Sarasota Scene: Film & Food Fare

This week is the annual Sarasota Film Festival, a time when we see movies we know little about and dip our toes into unfamiliar waters (appropriate given that this year’s theme is Sea & Be Seen!).  Also we make a point of trying some new downtown restaurants.

CINEMA

The Unknown Girl.  A Belgian feature film in French with subtitles, it’s about a young doctor who doesn’t answer her office door after hours and later learns that the young woman who buzzed her died across the street a short distance away.  Haunted by what might have been different had she answered, she takes it upon herself to try to find out who the girl was and where she was from.  We see Dr. Jenny Davin as a compassionate, caring, and mostly unrufflable individual who goes about seeing her patients, often at home, and then after hours is driven to seek answers about the unknown girl.  Adele Haenel as Jenny gives a thoughtful, measured performance and it’s a film that will stay with you.

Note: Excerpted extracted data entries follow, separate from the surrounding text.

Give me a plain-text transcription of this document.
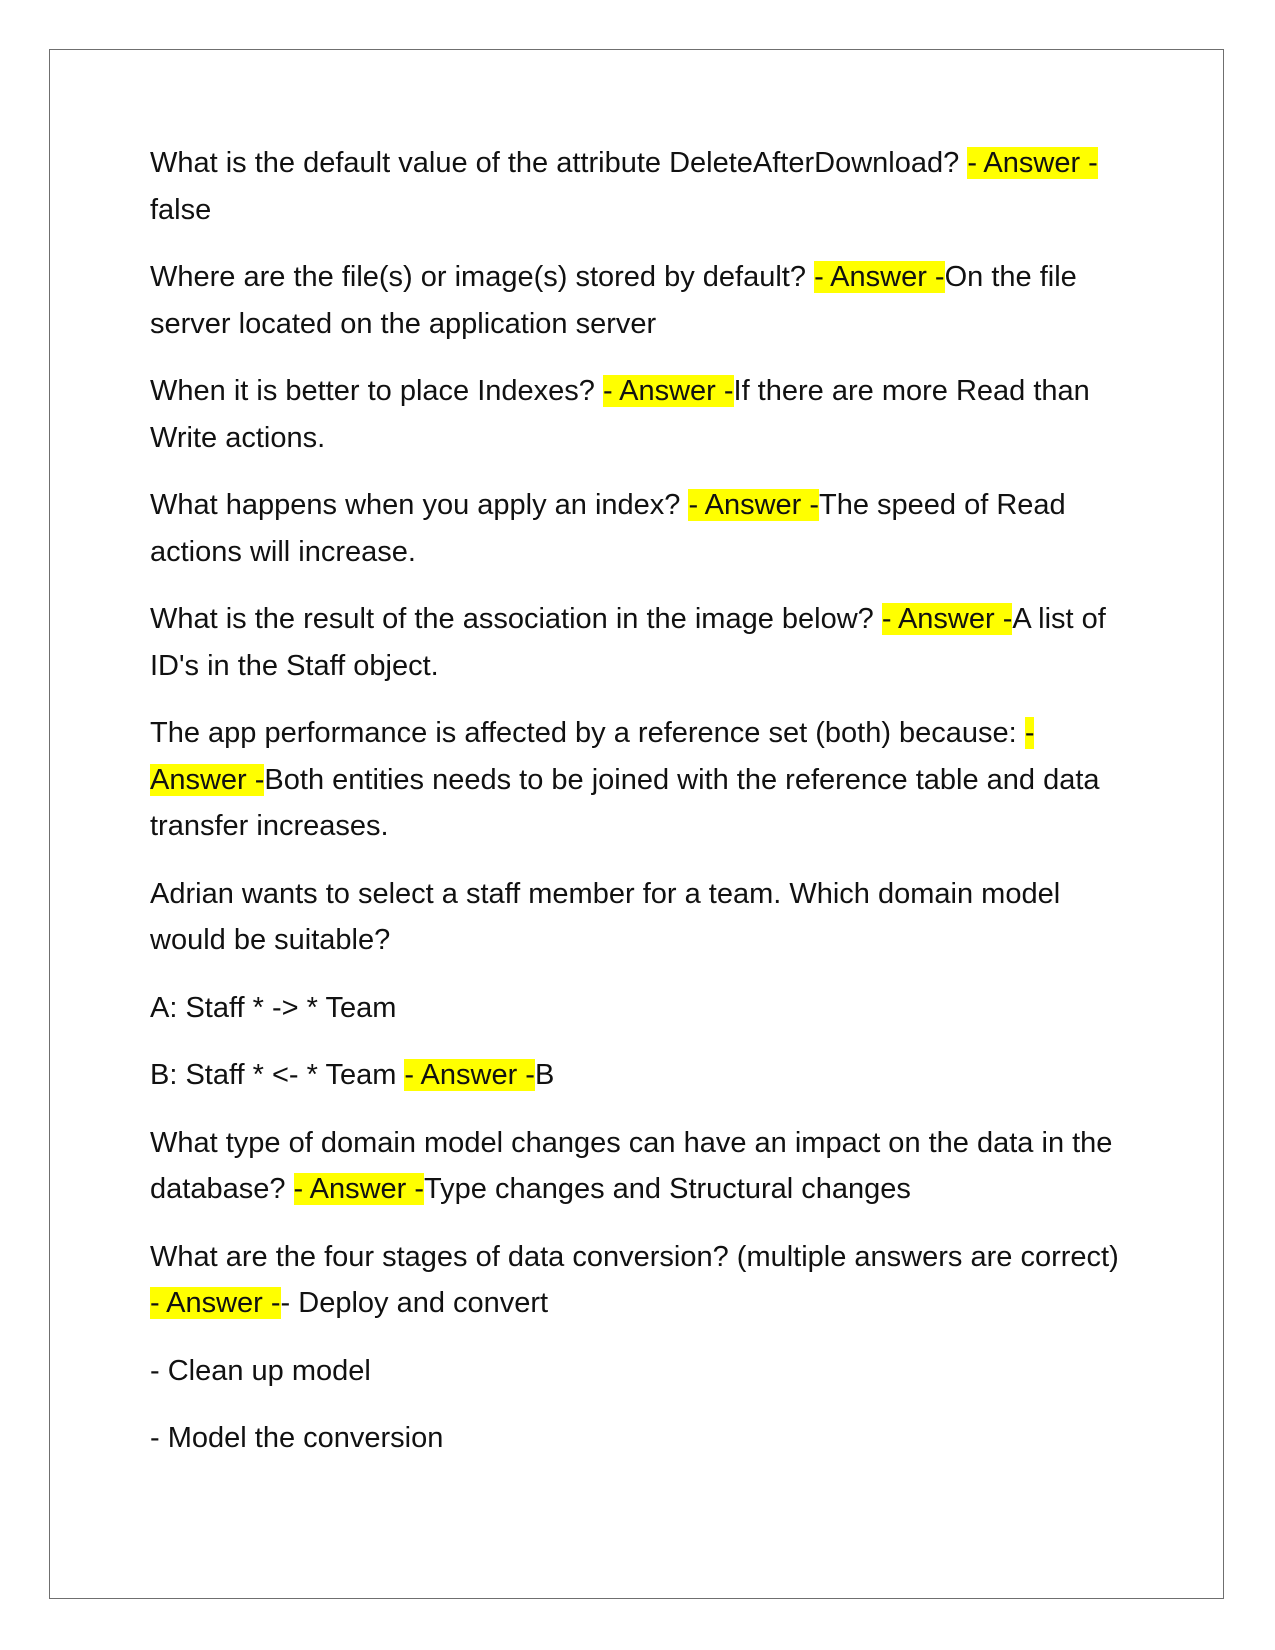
What is the default value of the attribute DeleteAfterDownload? - Answer -false

Where are the file(s) or image(s) stored by default? - Answer -On the file server located on the application server

When it is better to place Indexes? - Answer -If there are more Read than Write actions.

What happens when you apply an index? - Answer -The speed of Read actions will increase.

What is the result of the association in the image below? - Answer -A list of ID's in the Staff object.

The app performance is affected by a reference set (both) because: - Answer -Both entities needs to be joined with the reference table and data transfer increases.

Adrian wants to select a staff member for a team. Which domain model would be suitable?

A: Staff * -> * Team

B: Staff * <- * Team - Answer -B

What type of domain model changes can have an impact on the data in the database? - Answer -Type changes and Structural changes

What are the four stages of data conversion? (multiple answers are correct) - Answer -- Deploy and convert

- Clean up model

- Model the conversion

Menashe.  After the gritty, grotty streets of a Belgian city, we became immersed in the life of Hasidic Jews in Brooklyn.  In Yiddish with English subtitles, Menashe focuses on a recent widower who in trying to be faithful to himself while still being an observant member of his religious community, comes up against its strictures.  He wants to have his young son live with him rather than with his brother-in-law’s family, but his religion says he must re-marry first.  We see his fumbled and inept efforts at being an organized parent and his first foray into dating.

 

FRENCH FARE

Le Bordeaux.  Sarasota has many more Italian restaurants than French ones, a surfeit in fact, so it was a pleasant surprise to find Le Bordeaux.  Opened just a year ago, it’s on Main Street across from the Hollywood 20 movie theater, and has some of the friendliest restaurant staff I’ve encountered recently.  The menu includes all the French classics you would expect:  onion soup, snails in garlic butter, duck confit, coq au vin, beef bourguignon as well as other tempting selections.  We enjoyed attractively presented green salads with Brie or chevre on toast followed by said duck leg confit and sautéed flounder with capers and tomato.  The flounder came with a timbale of saffron rice and a somewhat mushy ratatouille.  There is also a very reasonably priced 2 or 3 course set menu with several choices for each course.  Overall, the food was good, but not exceptional.  We will return!  

 

THEATER NOTE

We were at the Asolo production of The Little Foxes recently and it was excellent.  It’s a play I’ve long wanted to see and seeing it makes me think about re-reading Lillian Hellman’s two memoirs, Unfinished Woman and Pentimento.